Essa divisão tinha razão de ser. A Igreja vinha se esforçando desde o século XIV para doutrinar a população da Europa Ocidental, ainda muito afeita a rituais pré-cristãos, como os cultos solares e lunares associados à vida agrícola. Naquele continente, a diferença entre as estações é bem marcada por um contraponto: o solstício de verão – dia com maior duração da luminosidade do sol (21 de junho) –, e seis meses depois, o solstício de inverno – dia menos beneficiado pela luz solar (21 de dezembro). Entre os mais importantes cultos solares, registrava-se por toda a Europa a queima noturna de fogueiras no solstício de verão, para festejar a vitória da luz e do calor sobre a escuridão e o frio. A Igreja Católica adotou esses marcos cósmicos, atribuindo aos primos João e Jesus dois momentos de honra para seus nascimentos: o primeiro, perto do solstício de verão; o segundo, perto do solstício de inverno. Era uma maneira de dar novo significado às práticas pagãs relativas ao fogo.


Mas a mudança não foi suficiente para superar o incômodo que as fogueiras populares provocavam entre os religiosos. Elas representavam a perdição, a destruição das obras do Criador. Sem falar que as festas do fogo eram consideradas excessivamente licenciosas, inclusive no sentido da liberação sexual. Eis uma tarefa difícil: como subjugar o fogo e seu simbolismo carnal? Primeiro vieram as tentativas de erradicação. Os fogos eram perseguidos localmente por monges e bispos obstinados em acabar com todos os ritos pré-cristãos. Somente no Concílio de Trento (1545-1563) a Igreja encontrou uma solução: as fogueiras de solstício passaram a ser admitidas como “fogos eclesiásticos”. Para isso, foram banidos todos os sentidos que a Igreja Católica chamava de “superstições”. A fogueira, agora, era sinônimo de purificação – qualidade que a transformou em símbolo das execuções da Inquisição.

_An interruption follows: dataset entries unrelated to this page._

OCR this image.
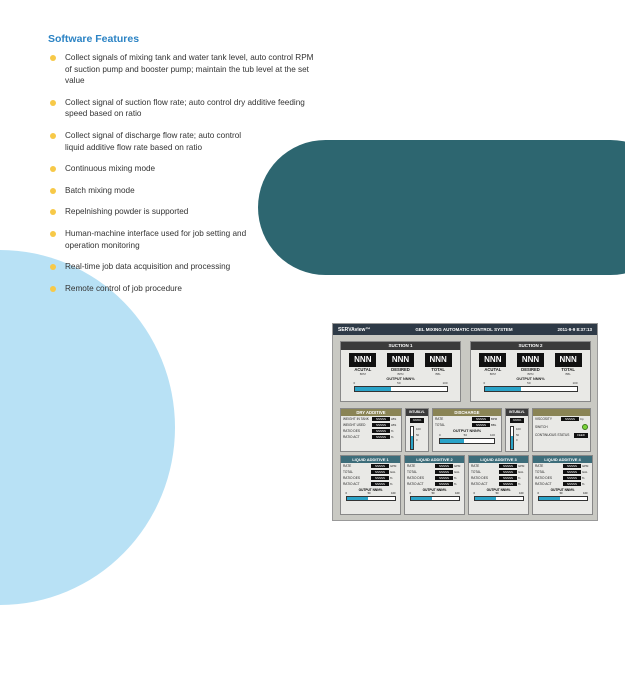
Software Features
Collect signals of mixing tank and water tank level, auto control RPM of suction pump and booster pump; maintain the tub level at the set value
Collect signal of suction flow rate; auto control dry additive feeding speed based on ratio
Collect signal of discharge flow rate; auto control liquid additive flow rate based on ratio
Continuous mixing mode
Batch mixing mode
Repelnishing powder is supported
Human-machine interface used for job setting and operation monitoring
Real-time job data acquisition and processing
Remote control of job procedure
SERVAview™	GEL MIXING AUTOMATIC CONTROL SYSTEM	2011-9-9 8:37:13
SUCTION 1
NNN
ACUTAL
BPM
NNN
DESIRED
BPM
NNN
TOTAL
BBL
OUTPUT NNN%
0	50	100
SUCTION 2
NNN
ACUTAL
BPM
NNN
DESIRED
BPM
NNN
TOTAL
BBL
OUTPUT NNN%
0	50	100
DRY ADDITIVE
WEIGHT IN TANK	NNNNN	LBS
WEIGHT USED	NNNNN	LBS
RATIO DES	NNNNN	%
RATIO ACT	NNNNN	%
INTUBLVL
NNN%
100
50
0
DISCHARGE
RATE	NNNNN	BPM
TOTAL	NNNNN	BBL
OUTPUT NNN%
0	50	100
INTUBLVL
NNN%
100
50
0
VISCOSITY	NNNNN	Cp
SWITCH
CONTINUOUS STATUS	FEED
LIQUID ADDITIVE 1
RATE	NNNNN	GPM
TOTAL	NNNNN	GAL
RATIO DES	NNNNN	%
RATIO ACT	NNNNN	%
OUTPUT NNN%
0	50	100
LIQUID ADDITIVE 2
RATE	NNNNN	GPM
TOTAL	NNNNN	GAL
RATIO DES	NNNNN	%
RATIO ACT	NNNNN	%
OUTPUT NNN%
0	50	100
LIQUID ADDITIVE 3
RATE	NNNNN	GPM
TOTAL	NNNNN	GAL
RATIO DES	NNNNN	%
RATIO ACT	NNNNN	%
OUTPUT NNN%
0	50	100
LIQUID ADDITIVE 4
RATE	NNNNN	GPM
TOTAL	NNNNN	GAL
RATIO DES	NNNNN	%
RATIO ACT	NNNNN	%
OUTPUT NNN%
0	50	100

Os fogos atravessaram os séculos e cruzaram os oceanos sem se apagar. E se a população europeia não associava a festa do fogo e da luz ao santo Batista – visto como homem austero, comedor de mel e gafanhotos –, na nova colônia portuguesa a mensagem vingou rapidamente, ainda no século XVI, graças ao trabalho dos jesuítas. Prova disso está nos Tratados da Gente e da Terra do Brasil, escritos em 1584 por Fernão Cardim: “Três festas celebram estes índios com grande alegria, aplauso e gosto particular. A primeira é as fogueiras de São João, porque suas aldeias ardem em fogos, e para saltarem as fogueiras não os estorva a roupa, ainda que algumas vezes chamusquem o couro”.

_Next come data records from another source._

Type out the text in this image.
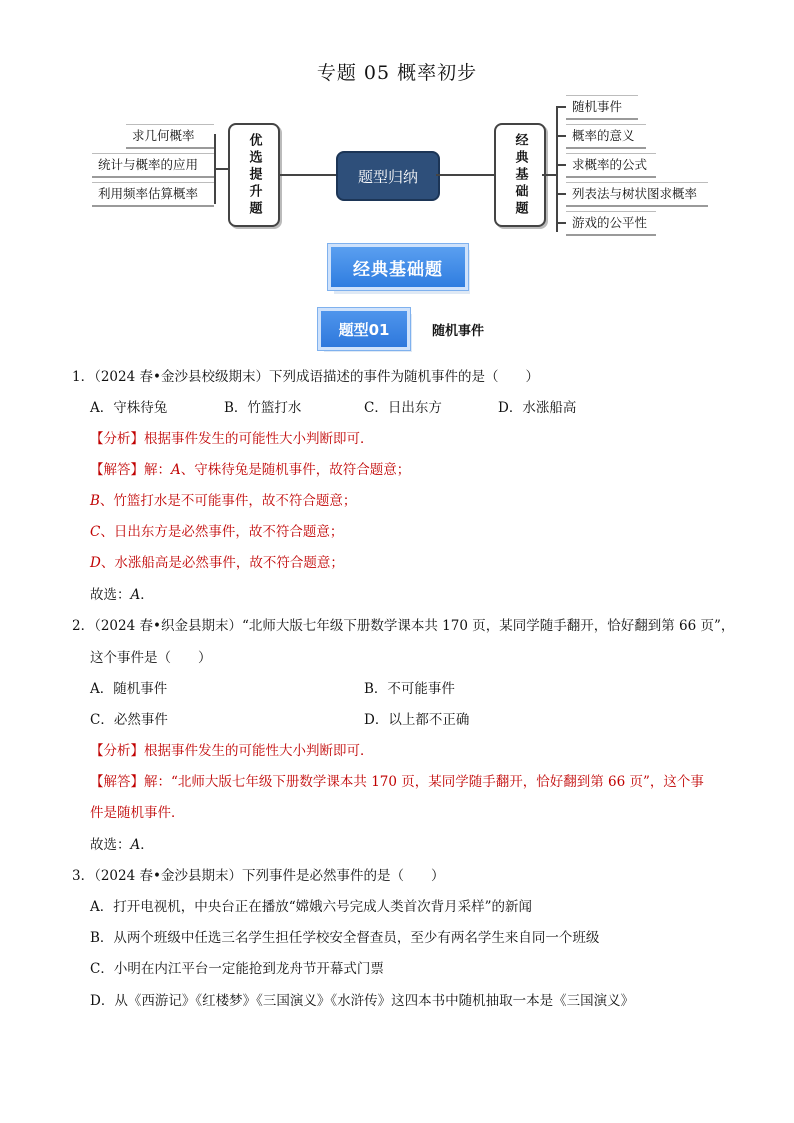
专题 05 概率初步
求几何概率
统计与概率的应用
利用频率估算概率	优选提升题	题型归纳	经典基础题
随机事件
概率的意义
求概率的公式
列表法与树状图求概率
游戏的公平性
经典基础题
题型01	随机事件
1．（2024 春•金沙县校级期末）下列成语描述的事件为随机事件的是（　　）
A．守株待兔	B．竹篮打水	C．日出东方	D．水涨船高
【分析】根据事件发生的可能性大小判断即可．
【解答】解：A、守株待兔是随机事件，故符合题意；
B、竹篮打水是不可能事件，故不符合题意；
C、日出东方是必然事件，故不符合题意；
D、水涨船高是必然事件，故不符合题意；
故选：A．
2．（2024 春•织金县期末）“北师大版七年级下册数学课本共 170 页，某同学随手翻开，恰好翻到第 66 页”，
这个事件是（　　）
A．随机事件	B．不可能事件
C．必然事件	D．以上都不正确
【分析】根据事件发生的可能性大小判断即可．
【解答】解：“北师大版七年级下册数学课本共 170 页，某同学随手翻开，恰好翻到第 66 页”，这个事
件是随机事件．
故选：A．
3．（2024 春•金沙县期末）下列事件是必然事件的是（　　）
A．打开电视机，中央台正在播放“嫦娥六号完成人类首次背月采样”的新闻
B．从两个班级中任选三名学生担任学校安全督查员，至少有两名学生来自同一个班级
C．小明在内江平台一定能抢到龙舟节开幕式门票
D．从《西游记》《红楼梦》《三国演义》《水浒传》这四本书中随机抽取一本是《三国演义》
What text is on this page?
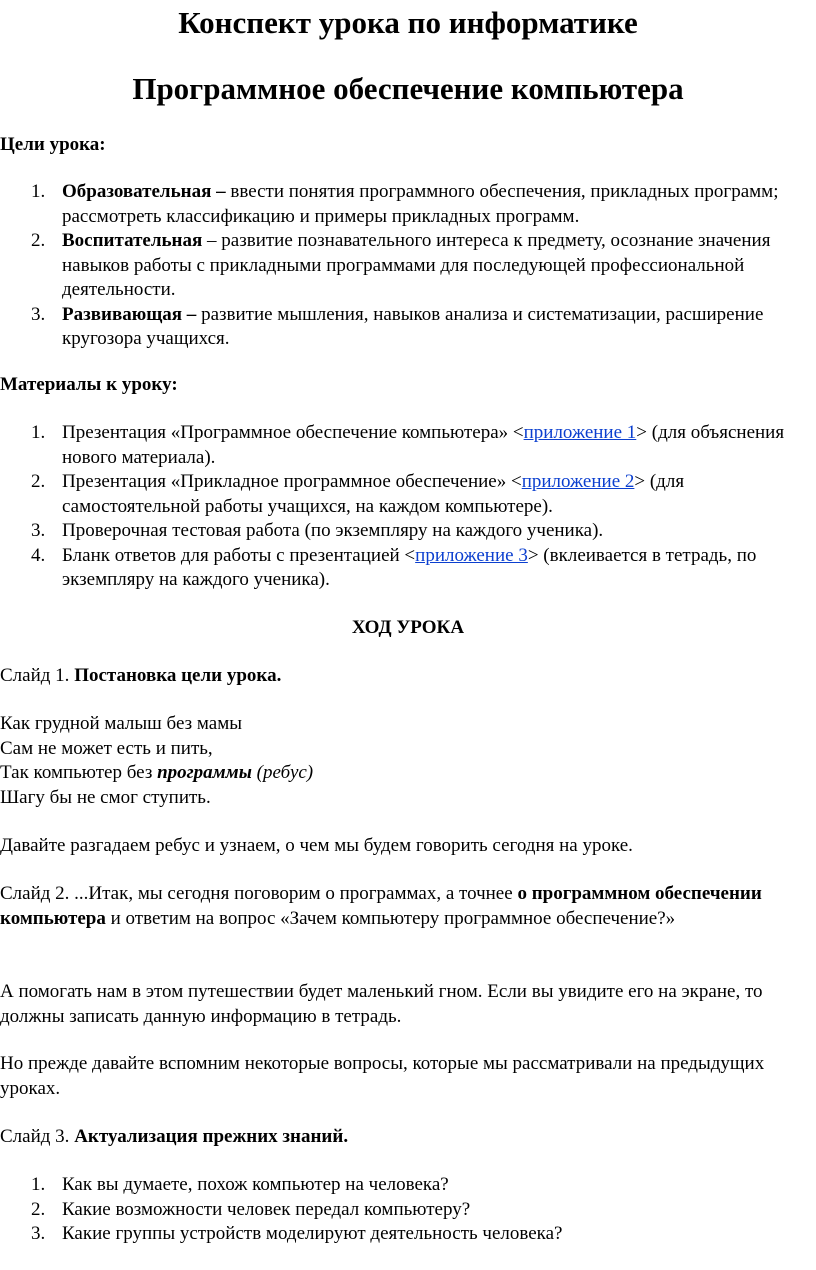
Конспект урока по информатике
Программное обеспечение компьютера

Цели урока:

1. Образовательная – ввести понятия программного обеспечения, прикладных программ; рассмотреть классификацию и примеры прикладных программ.
2. Воспитательная – развитие познавательного интереса к предмету, осознание значения навыков работы с прикладными программами для последующей профессиональной деятельности.
3. Развивающая – развитие мышления, навыков анализа и систематизации, расширение кругозора учащихся.

Материалы к уроку:

1. Презентация «Программное обеспечение компьютера» <приложение 1> (для объяснения нового материала).
2. Презентация «Прикладное программное обеспечение» <приложение 2> (для самостоятельной работы учащихся, на каждом компьютере).
3. Проверочная тестовая работа (по экземпляру на каждого ученика).
4. Бланк ответов для работы с презентацией <приложение 3> (вклеивается в тетрадь, по экземпляру на каждого ученика).

ХОД УРОКА

Слайд 1. Постановка цели урока.

Как грудной малыш без мамы
Сам не может есть и пить,
Так компьютер без программы (ребус)
Шагу бы не смог ступить.

Давайте разгадаем ребус и узнаем, о чем мы будем говорить сегодня на уроке.

Слайд 2. ...Итак, мы сегодня поговорим о программах, а точнее о программном обеспечении компьютера и ответим на вопрос «Зачем компьютеру программное обеспечение?»

А помогать нам в этом путешествии будет маленький гном. Если вы увидите его на экране, то должны записать данную информацию в тетрадь.

Но прежде давайте вспомним некоторые вопросы, которые мы рассматривали на предыдущих уроках.

Слайд 3. Актуализация прежних знаний.

1. Как вы думаете, похож компьютер на человека?
2. Какие возможности человек передал компьютеру?
3. Какие группы устройств моделируют деятельность человека?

A fogueira, as luzes e os fogos de artifício impressionavam e despertavam a simpatia dos nossos nativos, ajudando na aproximação entre índios e religiosos. Frei Vicente do Salvador, em sua História do Brasil (1627), conta que os índios “só acodem com muita vontade nas festas em que há alguma cerimônia, porque são mui amigos de novidades, como no dia de São João Batista, por causa das fogueiras e capelas”. Amigos de novidades e velhos amigos do fogo, como atestou o francês Jean de Léry, que conheceu os tupinambás no século XVI e acompanhou uma festa na aldeia em que usavam “uma vara de madeira (...) em cuja extremidade ardia um chumaço de petum [tabaco] e voltavam-na acesa para todos os lados soprando a fumaça contra os selvagens [nesse caso, os caraíbas]”.
Imagem: Museu de Arte Naif
Imagem: Museu de Arte Naif
Mas foi nas áreas urbanas que a festa de São João se tornou um acontecimento de sucesso, ligando os dois principais eixos da vida social: as ruas e as igrejas. Nos dias santificados, as cidades se iluminavam enquanto o chão das ruas era decorado e as janelas, enfeitadas com tecidos e potes de flores. As igrejas reuniam o público em encontros esporádicos para os quais todos acorriam, desejosos de ver e serem vistos, mas também para conversar, assistir às representações teatrais de cantos e danças.

Por causa da herança de influências pagãs de sua ancestral portuguesa, a festa de São João era palco de tensões políticas e sociais. As adivinhações, os batismos e casamentos de fogueira desagradavam às autoridades. No final do século XVII, o arcebispo da Bahia editou uma versão local das decisões do Concílio de Trento na qual recomendava “aos padres e outras pessoas que cuidam das igrejas” que “elas sejam por ocasião destas noites bem iluminadas, e que eles sejam vigilantes para que no seu interior não haja motivo de escândalo”. Por precaução, as rezas, missas e vigílias de velórios foram suspensas à noite. Tudo passou a ser estritamente vigiado de modo a não permitir excessos. Mesmo assim, várias desobediências às ordens do clero e do rei eram registradas pelas autoridades. Os fogos de artifício e as fogueiras estavam proibidos desde 1641, em ordem que seria constantemente renovada, atravessando até mesmo o século XX. E constantemente desrespeitada.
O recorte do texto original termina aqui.